Leçon13 min

De l’appétence aux limites opérationnelles

Le problème de la formulation

« Nous avons une appétence faible au risque opérationnel » ne permet aucune décision. Personne ne peut dire, à partir de cette phrase, s’il faut accepter ou refuser un projet, un prestataire ou un délai.

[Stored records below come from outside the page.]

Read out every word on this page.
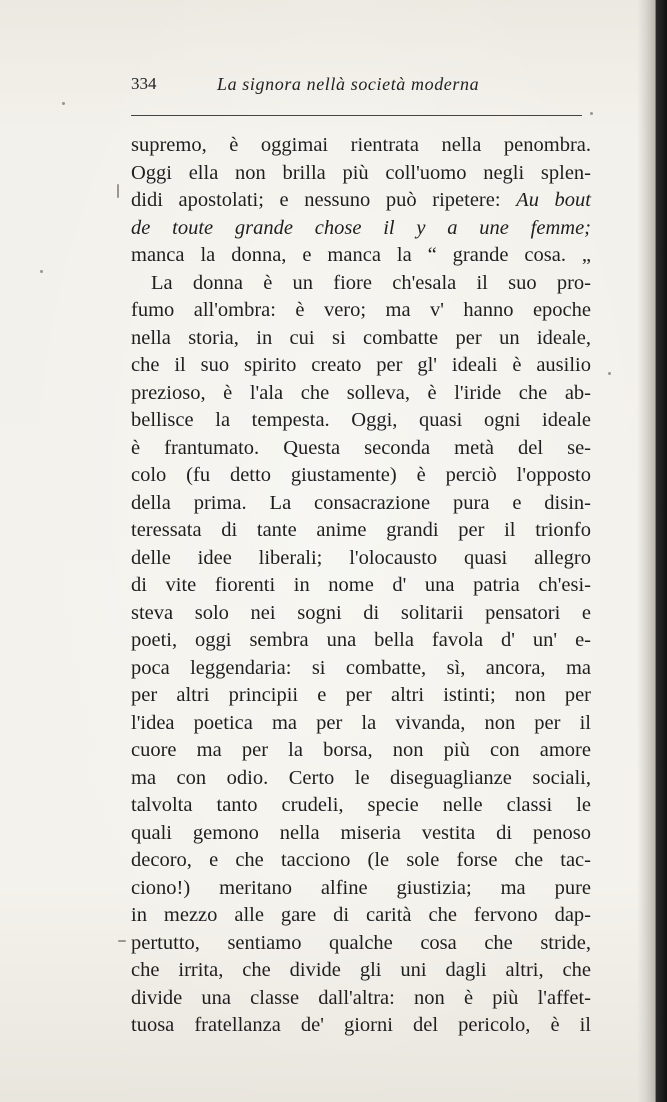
334	La signora nellà società moderna
supremo, è oggimai rientrata nella penombra.
Oggi ella non brilla più coll'uomo negli splen-
didi apostolati; e nessuno può ripetere: Au bout
de toute grande chose il y a une femme;
manca la donna, e manca la “ grande cosa. „
La donna è un fiore ch'esala il suo pro-
fumo all'ombra: è vero; ma v' hanno epoche
nella storia, in cui si combatte per un ideale,
che il suo spirito creato per gl' ideali è ausilio
prezioso, è l'ala che solleva, è l'iride che ab-
bellisce la tempesta. Oggi, quasi ogni ideale
è frantumato. Questa seconda metà del se-
colo (fu detto giustamente) è perciò l'opposto
della prima. La consacrazione pura e disin-
teressata di tante anime grandi per il trionfo
delle idee liberali; l'olocausto quasi allegro
di vite fiorenti in nome d' una patria ch'esi-
steva solo nei sogni di solitarii pensatori e
poeti, oggi sembra una bella favola d' un' e-
poca leggendaria: si combatte, sì, ancora, ma
per altri principii e per altri istinti; non per
l'idea poetica ma per la vivanda, non per il
cuore ma per la borsa, non più con amore
ma con odio. Certo le diseguaglianze sociali,
talvolta tanto crudeli, specie nelle classi le
quali gemono nella miseria vestita di penoso
decoro, e che tacciono (le sole forse che tac-
ciono!) meritano alfine giustizia; ma pure
in mezzo alle gare di carità che fervono dap-
pertutto, sentiamo qualche cosa che stride,
che irrita, che divide gli uni dagli altri, che
divide una classe dall'altra: non è più l'affet-
tuosa fratellanza de' giorni del pericolo, è il
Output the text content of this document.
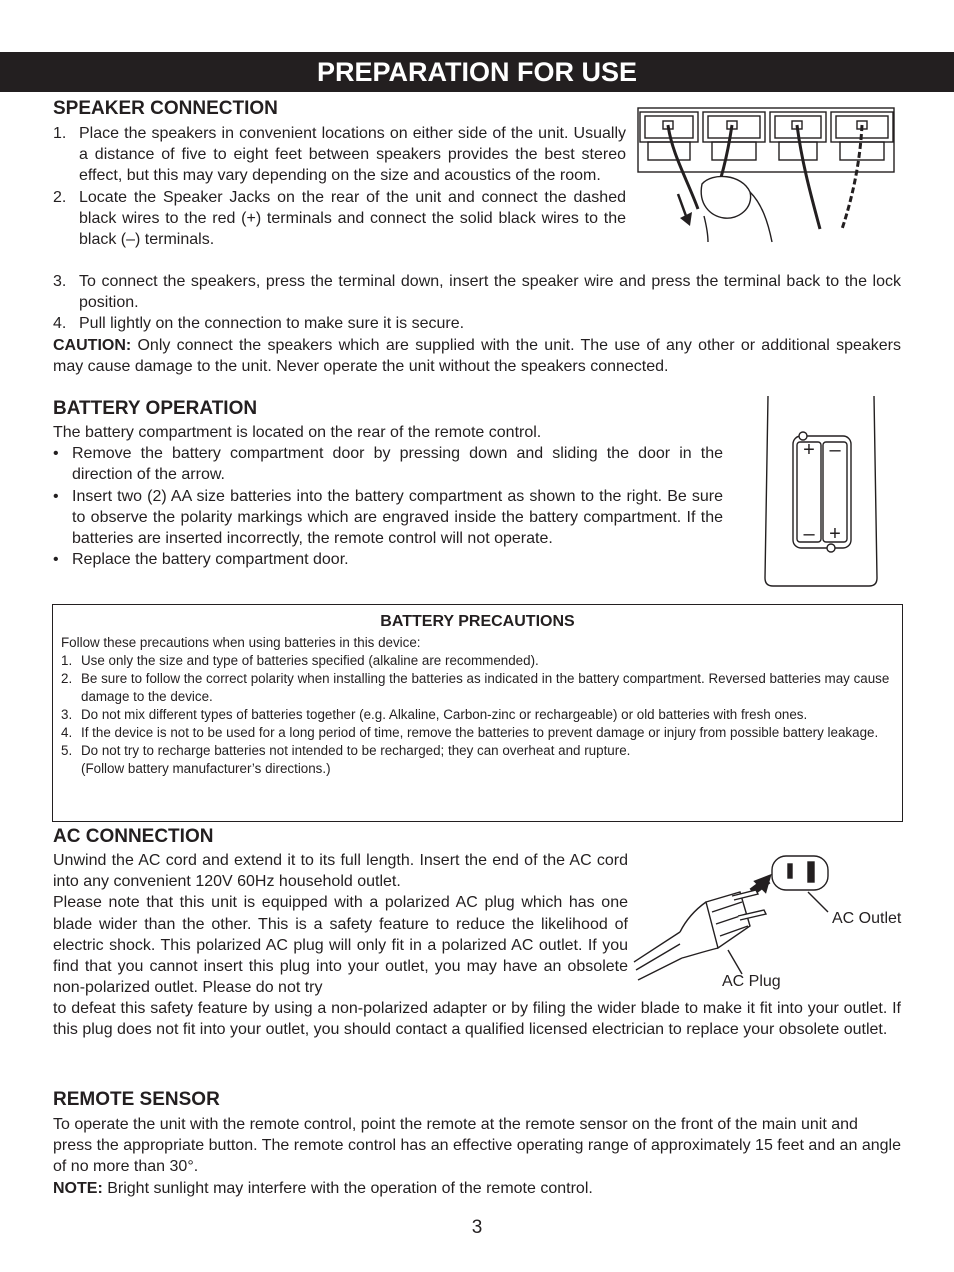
PREPARATION FOR USE

SPEAKER CONNECTION

1. Place the speakers in convenient locations on either side of the unit. Usually a distance of five to eight feet between speakers provides the best stereo effect, but this may vary depending on the size and acoustics of the room.
2. Locate the Speaker Jacks on the rear of the unit and connect the dashed black wires to the red (+) terminals and connect the solid black wires to the black (–) terminals.
3. To connect the speakers, press the terminal down, insert the speaker wire and press the terminal back to the lock position.
4. Pull lightly on the connection to make sure it is secure.

CAUTION: Only connect the speakers which are supplied with the unit. The use of any other or additional speakers may cause damage to the unit. Never operate the unit without the speakers connected.

BATTERY OPERATION

The battery compartment is located on the rear of the remote control.

• Remove the battery compartment door by pressing down and sliding the door in the direction of the arrow.
• Insert two (2) AA size batteries into the battery compartment as shown to the right. Be sure to observe the polarity markings which are engraved inside the battery compartment. If the batteries are inserted incorrectly, the remote control will not operate.
• Replace the battery compartment door.
+ –
– +
BATTERY PRECAUTIONS
Follow these precautions when using batteries in this device:
1. Use only the size and type of batteries specified (alkaline are recommended).
2. Be sure to follow the correct polarity when installing the batteries as indicated in the battery compartment. Reversed batteries may cause damage to the device.
3. Do not mix different types of batteries together (e.g. Alkaline, Carbon-zinc or rechargeable) or old batteries with fresh ones.
4. If the device is not to be used for a long period of time, remove the batteries to prevent damage or injury from possible battery leakage.
5. Do not try to recharge batteries not intended to be recharged; they can overheat and rupture.
(Follow battery manufacturer’s directions.)

AC CONNECTION

Unwind the AC cord and extend it to its full length. Insert the end of the AC cord into any convenient 120V 60Hz household outlet.

Please note that this unit is equipped with a polarized AC plug which has one blade wider than the other. This is a safety feature to reduce the likelihood of electric shock. This polarized AC plug will only fit in a polarized AC outlet. If you find that you cannot insert this plug into your outlet, you may have an obsolete non-polarized outlet. Please do not try

to defeat this safety feature by using a non-polarized adapter or by filing the wider blade to make it fit into your outlet. If this plug does not fit into your outlet, you should contact a qualified licensed electrician to replace your obsolete outlet.

AC Outlet
AC Plug

REMOTE SENSOR

To operate the unit with the remote control, point the remote at the remote sensor on the front of the main unit and press the appropriate button. The remote control has an effective operating range of approximately 15 feet and an angle of no more than 30°.

NOTE: Bright sunlight may interfere with the operation of the remote control.

3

Une appétence exploitable comporte trois composants : un montant de perte annuelle acceptée, un nombre d’incidents majeurs toléré, et des limites qualitatives sur ce qui n’est jamais acceptable.

La cascade

NiveauFormulationQui décide
ConseilPerte opérationnelle annuelle inférieure à X M€ ; aucun incident affectant plus de Y clientsConseil
Comité des risquesRépartition par ligne métier, seuils d’alerte à 70 % de la limiteComité
Ligne métierLimites par processus, indicateurs clés avec seuils vert / orange / rougeResponsable de ligne
TerrainRègles opérationnelles : montant maximal sans double validation, délai maximal de traitementManager opérationnel

Sans cette cascade, la déclaration du conseil reste un document et n’influence aucune décision quotidienne.

Les limites qualitatives

Certaines choses ne se chiffrent pas et doivent néanmoins figurer dans la déclaration :

  • aucune activité qui exposerait à une sanction de retrait d’agrément ;
  • aucun traitement de données sensibles hors de l’Union sans clause adéquate ;
  • aucun prestataire critique sans stratégie de sortie documentée ;
  • aucune mise en production sans sauvegarde vérifiée.

Ces limites sont plus efficaces que les seuils chiffrés, parce qu’elles se vérifient objectivement.

Le reporting qui produit des arbitrages

Un rapport de risque opérationnel utile tient en une page et se termine par une demande de décision. Sa structure :

  1. Les pertes de la période, comparées à la limite ;
  2. Les indicateurs au rouge, avec l’action déclenchée ;
  3. Les risques dont le résiduel dépasse l’appétence ;
  4. Les décisions demandées au comité — deux ou trois, formulées en une phrase chacune.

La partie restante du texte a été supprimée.